What feels so right about the approach to magic in Howl’s Moving Castle is just how fluid everything feels in the details. The rules of the curse seem to change from scene to scene as the girl’s age fluctuates depending on her mood. Enemies who initially appear to be pure evil soon reveal themselves to be hurt, vulnerable souls in need of repair. Physical spaces (especially the titular castle) & people’s bodies (especially the wizard’s) change constantly, directly reflecting the ebb & flow of a universe that can be hopelessly cruel or endlessly wonderful depending on the tides of fate in life’s current direction. The only thing that seemingly doesn’t change is the way the film values magic & fluidity over the concrete, destructive concerns of governments & war.
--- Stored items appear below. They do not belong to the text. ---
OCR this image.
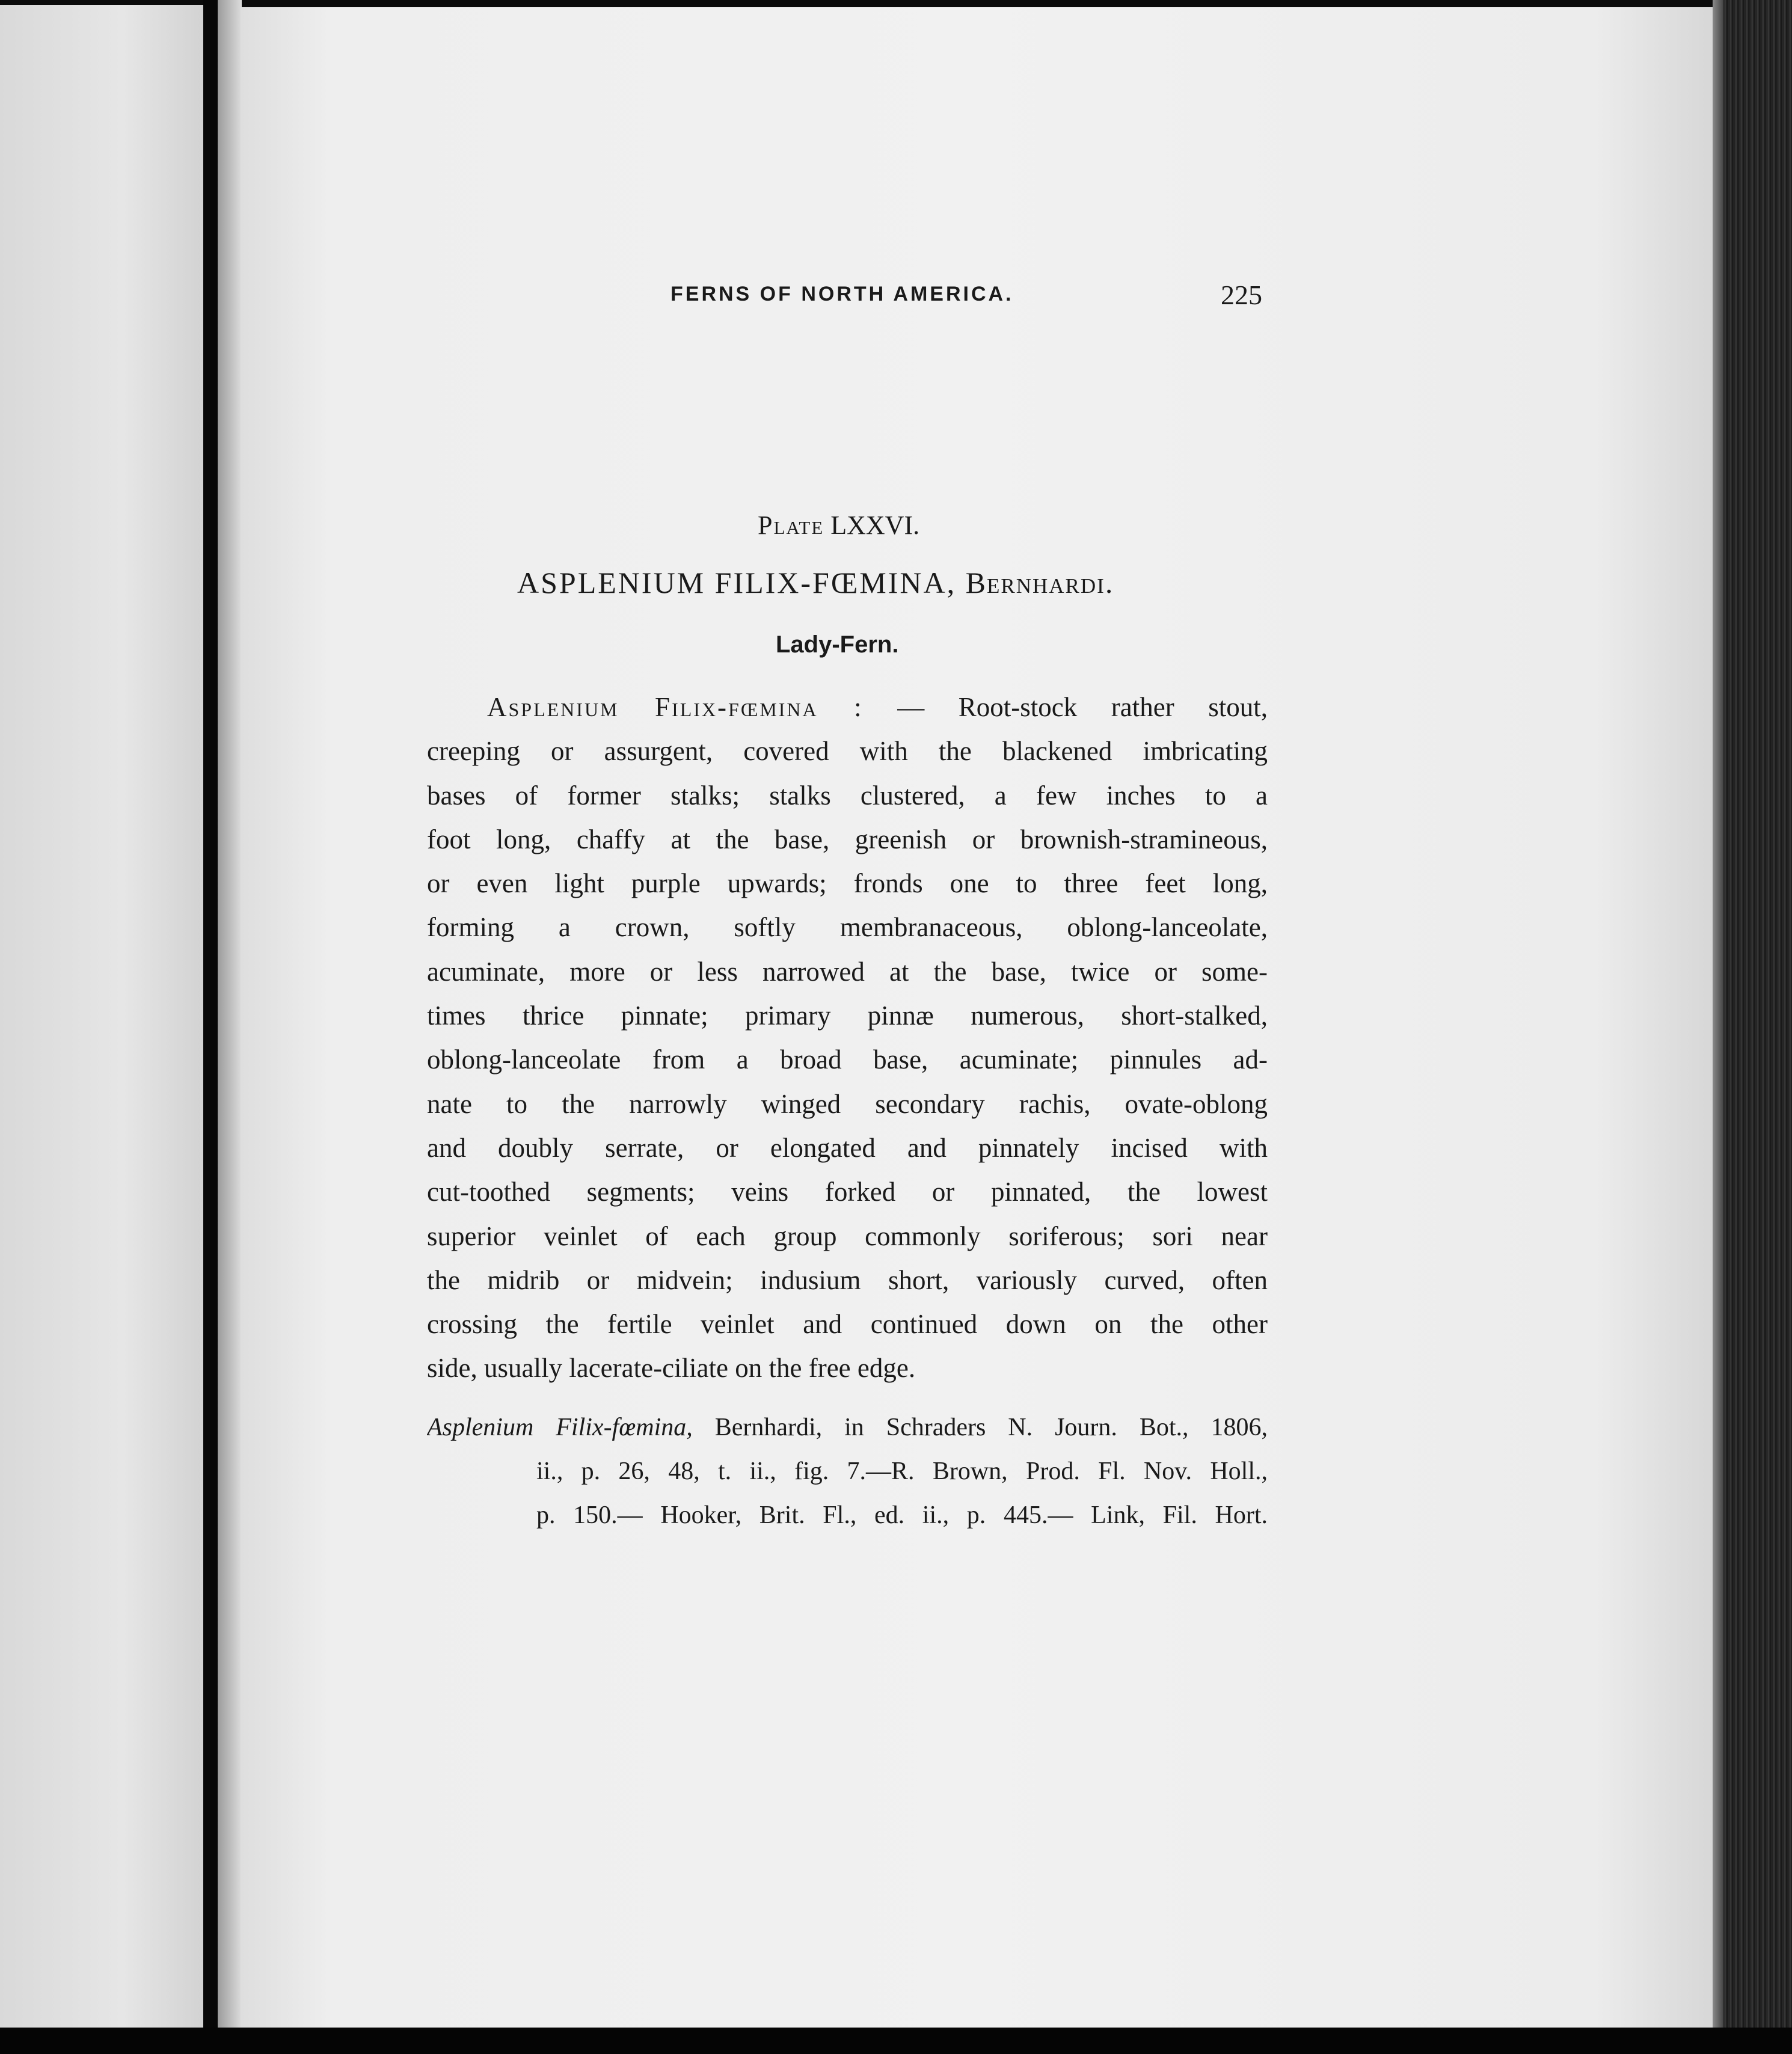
FERNS OF NORTH AMERICA.	225
Plate LXXVI.
ASPLENIUM FILIX-FŒMINA, Bernhardi.
Lady-Fern.
Asplenium Filix-fœmina : — Root-stock rather stout,
creeping or assurgent, covered with the blackened imbricating
bases of former stalks; stalks clustered, a few inches to a
foot long, chaffy at the base, greenish or brownish-stramineous,
or even light purple upwards; fronds one to three feet long,
forming a crown, softly membranaceous, oblong-lanceolate,
acuminate, more or less narrowed at the base, twice or some-
times thrice pinnate; primary pinnæ numerous, short-stalked,
oblong-lanceolate from a broad base, acuminate; pinnules ad-
nate to the narrowly winged secondary rachis, ovate-oblong
and doubly serrate, or elongated and pinnately incised with
cut-toothed segments; veins forked or pinnated, the lowest
superior veinlet of each group commonly soriferous; sori near
the midrib or midvein; indusium short, variously curved, often
crossing the fertile veinlet and continued down on the other
side, usually lacerate-ciliate on the free edge.
Asplenium Filix-fœmina, Bernhardi, in Schraders N. Journ. Bot., 1806,
ii., p. 26, 48, t. ii., fig. 7.—R. Brown, Prod. Fl. Nov. Holl.,
p. 150.— Hooker, Brit. Fl., ed. ii., p. 445.— Link, Fil. Hort.
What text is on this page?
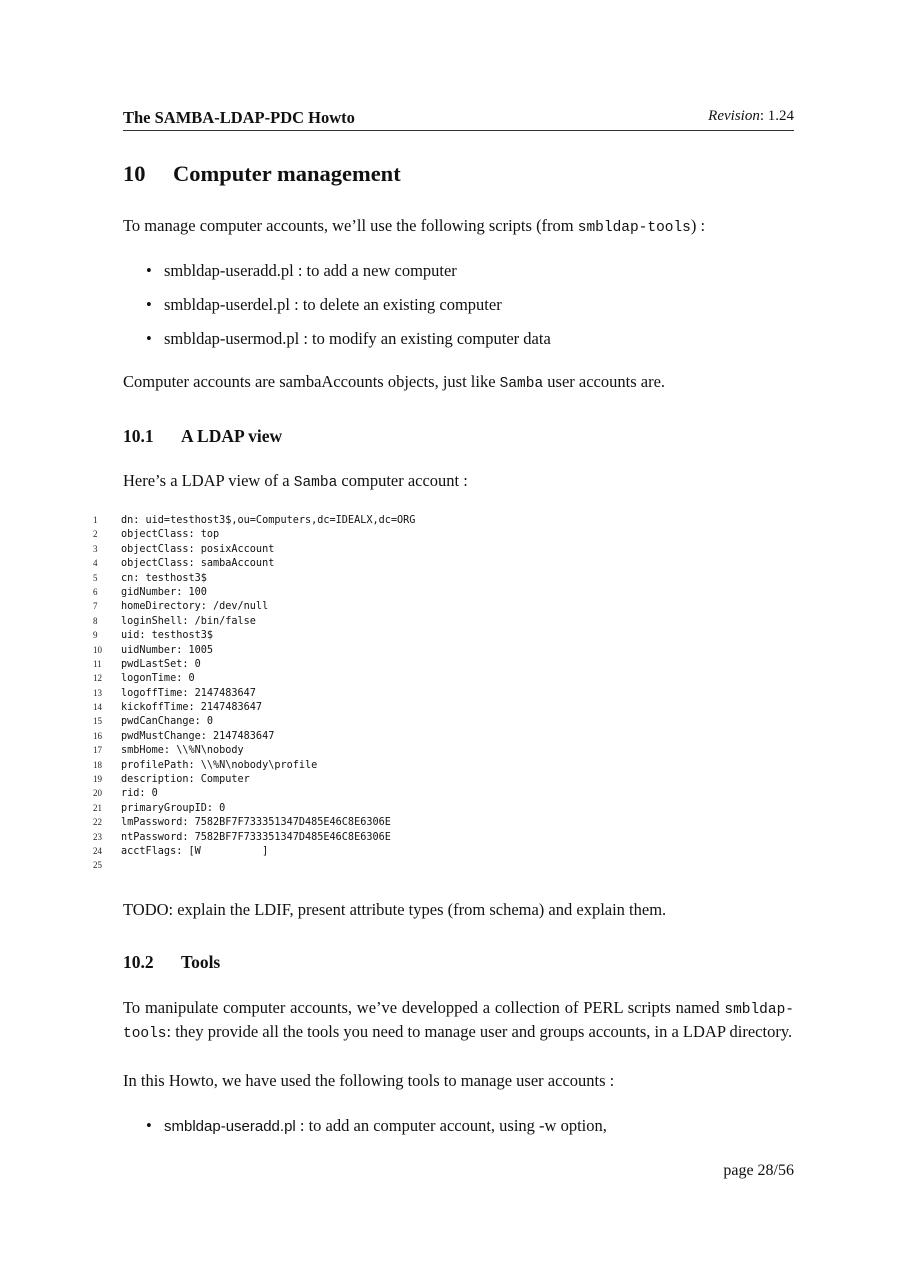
The SAMBA-LDAP-PDC Howto	Revision: 1.24
10 Computer management
To manage computer accounts, we’ll use the following scripts (from smbldap-tools) :
• smbldap-useradd.pl : to add a new computer
• smbldap-userdel.pl : to delete an existing computer
• smbldap-usermod.pl : to modify an existing computer data
Computer accounts are sambaAccounts objects, just like Samba user accounts are.
10.1 A LDAP view
Here’s a LDAP view of a Samba computer account :
1 dn: uid=testhost3$,ou=Computers,dc=IDEALX,dc=ORG
2 objectClass: top
3 objectClass: posixAccount
4 objectClass: sambaAccount
5 cn: testhost3$
6 gidNumber: 100
7 homeDirectory: /dev/null
8 loginShell: /bin/false
9 uid: testhost3$
10 uidNumber: 1005
11 pwdLastSet: 0
12 logonTime: 0
13 logoffTime: 2147483647
14 kickoffTime: 2147483647
15 pwdCanChange: 0
16 pwdMustChange: 2147483647
17 smbHome: \\%N\nobody
18 profilePath: \\%N\nobody\profile
19 description: Computer
20 rid: 0
21 primaryGroupID: 0
22 lmPassword: 7582BF7F733351347D485E46C8E6306E
23 ntPassword: 7582BF7F733351347D485E46C8E6306E
24 acctFlags: [W          ]
25
TODO: explain the LDIF, present attribute types (from schema) and explain them.
10.2 Tools
To manipulate computer accounts, we’ve developped a collection of PERL scripts named smbldap-tools: they provide all the tools you need to manage user and groups accounts, in a LDAP directory.
In this Howto, we have used the following tools to manage user accounts :
• smbldap-useradd.pl : to add an computer account, using -w option,
page 28/56
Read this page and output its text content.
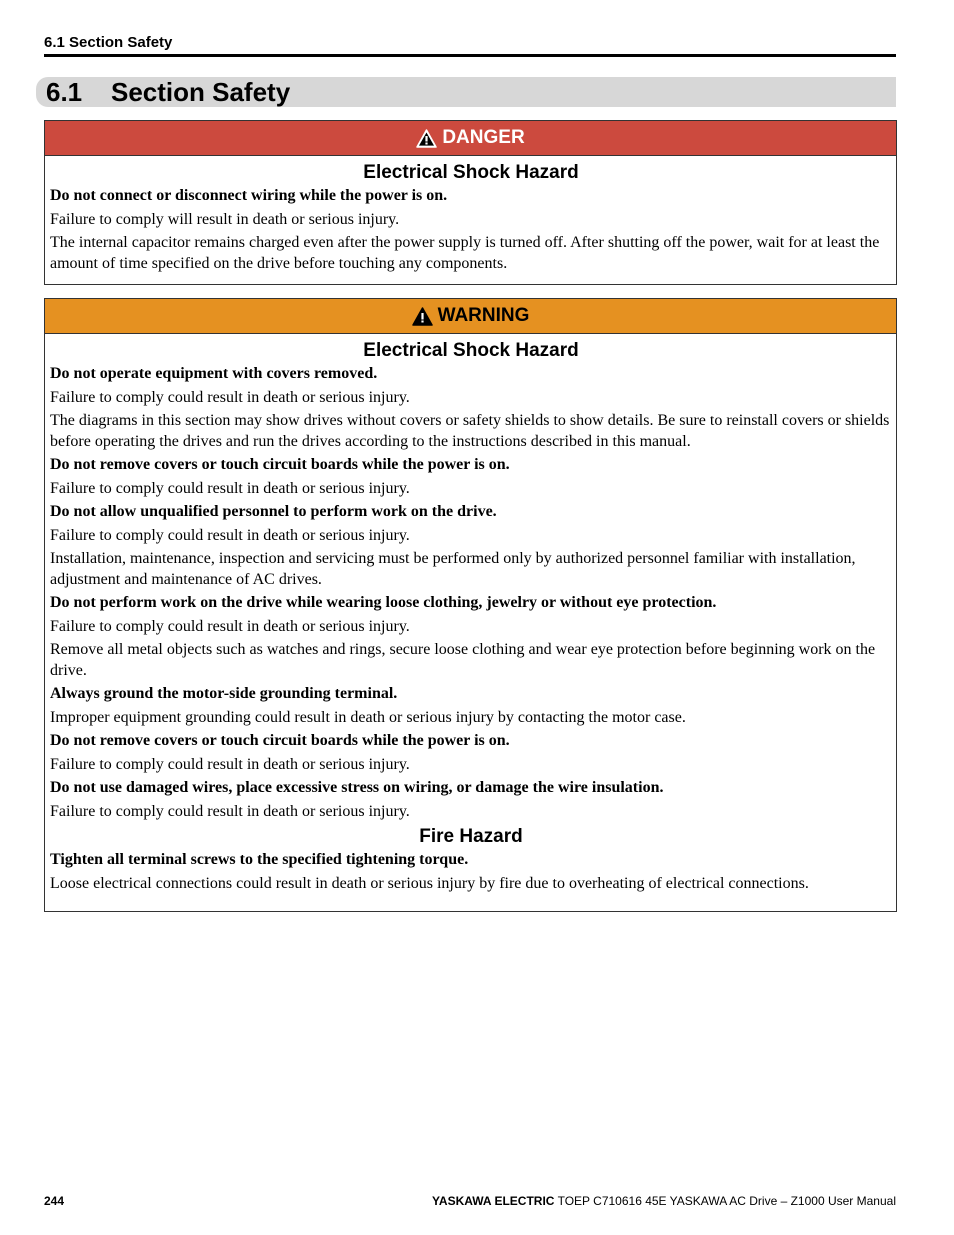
6.1 Section Safety
6.1 Section Safety
DANGER
Electrical Shock Hazard
Do not connect or disconnect wiring while the power is on.
Failure to comply will result in death or serious injury.
The internal capacitor remains charged even after the power supply is turned off. After shutting off the power, wait for at least the amount of time specified on the drive before touching any components.
WARNING
Electrical Shock Hazard
Do not operate equipment with covers removed.
Failure to comply could result in death or serious injury.
The diagrams in this section may show drives without covers or safety shields to show details. Be sure to reinstall covers or shields before operating the drives and run the drives according to the instructions described in this manual.
Do not remove covers or touch circuit boards while the power is on.
Failure to comply could result in death or serious injury.
Do not allow unqualified personnel to perform work on the drive.
Failure to comply could result in death or serious injury.
Installation, maintenance, inspection and servicing must be performed only by authorized personnel familiar with installation, adjustment and maintenance of AC drives.
Do not perform work on the drive while wearing loose clothing, jewelry or without eye protection.
Failure to comply could result in death or serious injury.
Remove all metal objects such as watches and rings, secure loose clothing and wear eye protection before beginning work on the drive.
Always ground the motor-side grounding terminal.
Improper equipment grounding could result in death or serious injury by contacting the motor case.
Do not remove covers or touch circuit boards while the power is on.
Failure to comply could result in death or serious injury.
Do not use damaged wires, place excessive stress on wiring, or damage the wire insulation.
Failure to comply could result in death or serious injury.
Fire Hazard
Tighten all terminal screws to the specified tightening torque.
Loose electrical connections could result in death or serious injury by fire due to overheating of electrical connections.
244	YASKAWA ELECTRIC TOEP C710616 45E YASKAWA AC Drive – Z1000 User Manual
Appropriately enough, it’s that exact value system that makes Miyazaki & other folks at Ghibli feel like such a gift & a blessing. They’re constantly exploring new ideas & techniques within their craft, but their general spirit is deeply rooted in an old world magic & tradition that feels both authentic & endlessly endearing. It’s a testament to how powerful the the studio’s output is that I was greatly impressed by Howl’s Moving Castle, but still hung up on the Ghibli flim about racoon testicles that I had just watched a few days before. Every Miyazaki work is worthy of attention & adoration to some degree and Howl’s Moving Castle was no exception to that rule. It wasn’t the most spectacular, wonderful, magical animated feature I’d ever seen or anything like that,but I still felt like I was lucky to have seen the film, which feels like par for the course for Miyazaki & his peers. May his retirement never be permanent & may the studio never officially close its doors. May our luck never run out.